If you have found yourself wondering whether merging with another financial planning advisor or business is right for you, you are in the right place. Here, you will learn some of the reasons why more and more advisors around the world are merging with others to increase their market share.
Understanding Market Share
To put it simply, market share is the percentage of the entire market you control with your products and services. For example, if you run a bakery and you sell $100,000 a year in products, but bakeries across the country sell a total of $10 billion in products each year, then you have a market share of about 0.01% – only a tiny fraction. The same can be said for many of the solo and small-business advisors out there. Mergers can help improve this market share either a little or a lot, depending on the risk you are willing to take and the capital you have available to you.
Merging with Competitors
One of the ways in which advisors are improving their overall market share involves merging with their toughest competitors. Using the bakery scenario, imagine that another bakery a few streets over also has 0.01% of the total market share. Because both bakeries compete so strongly with one another, the two bakeries combined would compete even more strongly against even larger competitors. Thus, merging the two bakeries will improve the overall market share for both simply by combining forces. Financial planning businesses work and grow in the same way.

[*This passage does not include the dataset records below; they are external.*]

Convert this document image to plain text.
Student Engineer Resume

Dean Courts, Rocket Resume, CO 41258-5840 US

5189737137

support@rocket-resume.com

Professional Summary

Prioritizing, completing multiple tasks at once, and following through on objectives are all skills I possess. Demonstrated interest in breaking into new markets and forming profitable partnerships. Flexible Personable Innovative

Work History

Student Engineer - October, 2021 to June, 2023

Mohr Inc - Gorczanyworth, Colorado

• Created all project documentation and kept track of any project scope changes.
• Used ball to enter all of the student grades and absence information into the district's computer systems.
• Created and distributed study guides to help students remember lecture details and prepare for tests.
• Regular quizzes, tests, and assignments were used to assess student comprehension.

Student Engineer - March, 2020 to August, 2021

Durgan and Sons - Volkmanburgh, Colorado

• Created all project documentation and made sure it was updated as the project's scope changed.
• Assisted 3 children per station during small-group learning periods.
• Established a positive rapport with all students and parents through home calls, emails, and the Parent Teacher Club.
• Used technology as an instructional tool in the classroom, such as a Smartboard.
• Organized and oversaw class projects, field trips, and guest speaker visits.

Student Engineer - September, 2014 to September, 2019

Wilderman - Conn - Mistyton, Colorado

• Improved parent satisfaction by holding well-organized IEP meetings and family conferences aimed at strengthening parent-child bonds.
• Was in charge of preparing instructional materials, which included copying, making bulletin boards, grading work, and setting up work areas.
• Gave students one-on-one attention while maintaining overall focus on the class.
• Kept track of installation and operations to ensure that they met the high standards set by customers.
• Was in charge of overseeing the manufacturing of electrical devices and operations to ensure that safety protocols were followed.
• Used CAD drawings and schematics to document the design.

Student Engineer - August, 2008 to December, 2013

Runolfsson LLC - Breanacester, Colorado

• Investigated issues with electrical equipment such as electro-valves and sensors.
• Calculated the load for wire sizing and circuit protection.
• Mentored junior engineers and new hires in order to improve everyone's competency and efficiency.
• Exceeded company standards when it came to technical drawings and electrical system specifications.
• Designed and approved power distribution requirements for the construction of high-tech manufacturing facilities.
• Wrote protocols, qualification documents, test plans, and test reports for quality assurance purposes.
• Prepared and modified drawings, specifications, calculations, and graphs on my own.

Merging with (Almost) Failing Startups
Trying to merge with a startup financial planning firm is a bit of a risk. You have to keep in mind that you may be merging with a company that has generated a less-than-stellar reputation, whether due to the lack of knowledge and experience or even poor customer service. The good news here is that any merger is an expansion, so you can impose your more successful company’s name onto that business, essentially placing it “under new management” to set consumers’ minds at ease. Although it is risky, it pays off quite frequently. What’s more, you can usually merge with these struggling companies for very little capital.
If Your Business is Failing
Sometimes, attempting to start your own financial firm does not go as planned. You may have a hard time keeping employees, finding clients, or even finding the funds to market the way you should. Instead of filing bankruptcy on your business and considering it a lost cause, consider merging with a larger firm. Not only might this save your initial investment, but it may also boost your revenue by giving you access to a bigger chunk of the market. Although finding a company willing to merge with you might be difficult, it is not impossible.
As you can see, financial advisors merge their financial planning businesses with others for a multitude of reasons and in many ways. In some cases, competitors merge to ease market strain. In others, large companies simply absorb smaller ones due to the low price and additional resources. In either case, mergers almost always result in improved market share percentages.